Saturday, May 20, 2006

Against Reification Of Property Rights (Part 2)

This is another comment on some ideas in Dean Baker's The Conservative Nanny State.

A parallel to some of these ideas can be found in the writings of Robert Lee Hale, who I gather was important in the development of legal realism. Consider:
"But a careful scrutiny ... will demonstrate that the systems advocated by professed upholders of laissez-faire are in reality permeated with coercive restrictions of individual freedom, and with restrictions, moreover, out of conformity with any formula of 'equal opportunity' or of 'preserving the equal rights of others'. Some sort of coercive restriction of individuals, it is believed, is absolutely unavoidable ... Since coercive restrictions are bound to affect the distribution of income and the direction of economic activities, and are bound to affect the economic interests of persons living in foreign parts, statemen cannot avoid interfering with economic matters, both in domestic and in foreign affairs...

...Meanwhile, let it be kept in mind that to call an act coercive is not by any means to condemn it. It is because the word 'coercion' frequently seems to carry with it the stigma of impropriety, that the coercive character of many innocent acts is so frequently denied.

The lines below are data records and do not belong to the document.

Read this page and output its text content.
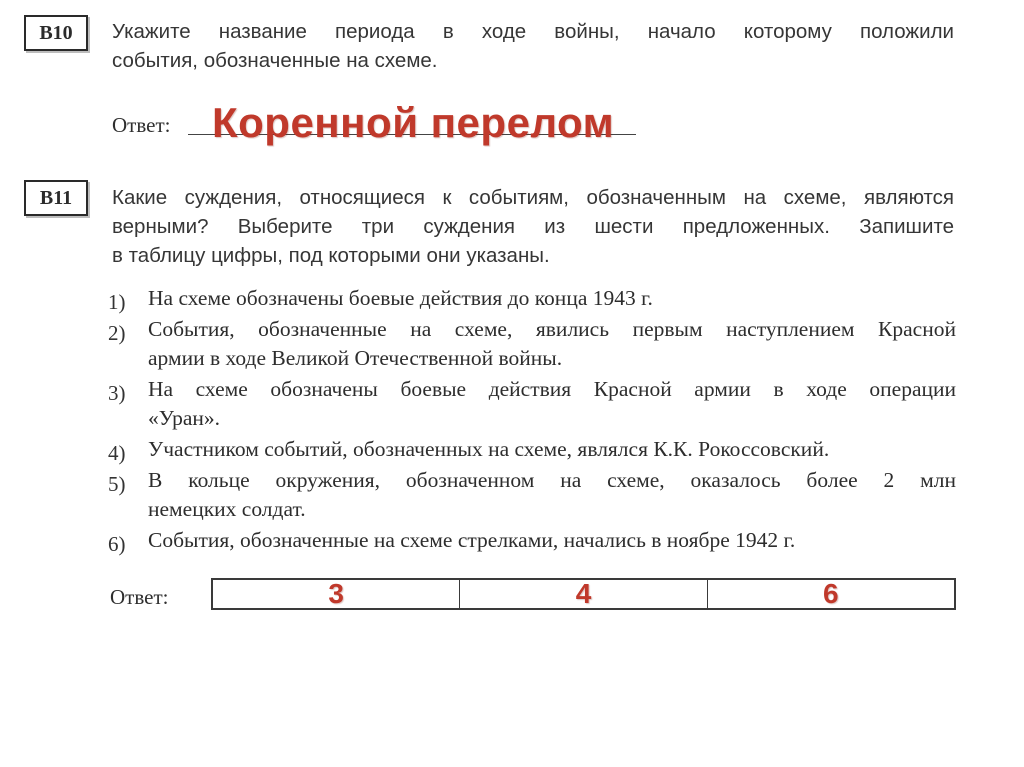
В10	Укажите название периода в ходе войны, начало которому положили
события, обозначенные на схеме.
Ответ: Коренной перелом
В11	Какие суждения, относящиеся к событиям, обозначенным на схеме, являются
верными? Выберите три суждения из шести предложенных. Запишите
в таблицу цифры, под которыми они указаны.
1)	На схеме обозначены боевые действия до конца 1943 г.
2)	События, обозначенные на схеме, явились первым наступлением Красной
армии в ходе Великой Отечественной войны.
3)	На схеме обозначены боевые действия Красной армии в ходе операции
«Уран».
4)	Участником событий, обозначенных на схеме, являлся К.К. Рокоссовский.
5)	В кольце окружения, обозначенном на схеме, оказалось более 2 млн
немецких солдат.
6)	События, обозначенные на схеме стрелками, начались в ноябре 1942 г.
Ответ:	3	4	6
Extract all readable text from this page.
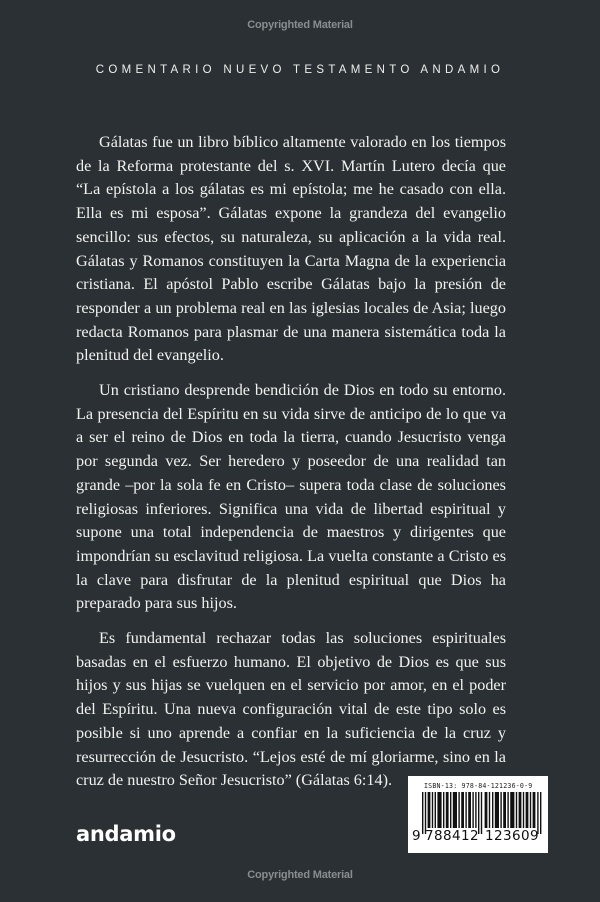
Copyrighted Material
COMENTARIO NUEVO TESTAMENTO ANDAMIO

Gálatas fue un libro bíblico altamente valorado en los tiempos de la Reforma protestante del s. XVI. Martín Lutero decía que “La epístola a los gálatas es mi epístola; me he casado con ella. Ella es mi esposa”. Gálatas expone la grandeza del evangelio sencillo: sus efectos, su naturaleza, su aplicación a la vida real. Gálatas y Romanos constituyen la Carta Magna de la experiencia cristiana. El apóstol Pablo escribe Gálatas bajo la presión de responder a un problema real en las iglesias locales de Asia; luego redacta Romanos para plasmar de una manera sistemática toda la plenitud del evangelio.

Un cristiano desprende bendición de Dios en todo su entorno. La presencia del Espíritu en su vida sirve de anticipo de lo que va a ser el reino de Dios en toda la tierra, cuando Jesucristo venga por segunda vez. Ser heredero y poseedor de una realidad tan grande –por la sola fe en Cristo– supera toda clase de soluciones religiosas inferiores. Significa una vida de libertad espiritual y supone una total independencia de maestros y dirigentes que impondrían su esclavitud religiosa. La vuelta constante a Cristo es la clave para disfrutar de la plenitud espiritual que Dios ha preparado para sus hijos.

Es fundamental rechazar todas las soluciones espirituales basadas en el esfuerzo humano. El objetivo de Dios es que sus hijos y sus hijas se vuelquen en el servicio por amor, en el poder del Espíritu. Una nueva configuración vital de este tipo solo es posible si uno aprende a confiar en la suficiencia de la cruz y resurrección de Jesucristo. “Lejos esté de mí gloriarme, sino en la cruz de nuestro Señor Jesucristo” (Gálatas 6:14).

andamio
ISBN-13: 978-84-121236-0-9
9 788412 123609
Copyrighted Material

What is the government doing when it 'protects a property right'? Passively, it is abstaining from interference with the owner when he deals with the thing owned; actively, it is forcing the non-owner to desist from handling it, unless the owner consents... The non-owner is forbidden to handle the owner's property even where his handling of it involves no violence or force whatever. Any lawyer could [tell] that the right of property is much more extensive than the mere right to protection against forcible dispossession. In protecting property the government is doing something quite apart from merely keeping the peace. It is exerting coercion wherever that is necessary to protect each owner, not merely from violence, but also from peaceful infringement of his sole right to enjoy the thing owned."(Hale 1923).
Warren Samuels, well-known as an institutionalist economist, has studied Hale's ideas.

References
  • Hale, Robert L. (1923). "Coercion and Distribution in a Supposedly Non-Coercive State", Political Science Quarterly, V. 38, N. 3 (Sep): 470-494.
  • Samuels, Warren J. (1973). "The Economy as a System of Power and Its Legal Bases: The Legal Economics of Robert Lee Hale", University of Miami Law Review, V. 27 (Spring-Summer): 261-371.
  • Samuels, Warren J. (1984). "On the Nature and Existence of Economic Coercion: The Correspondence of Robert Lee Hale and Thomas Nixon Carver", Journal of Economic Issues, V. 18, N. 4 (Dec): 1027-1048.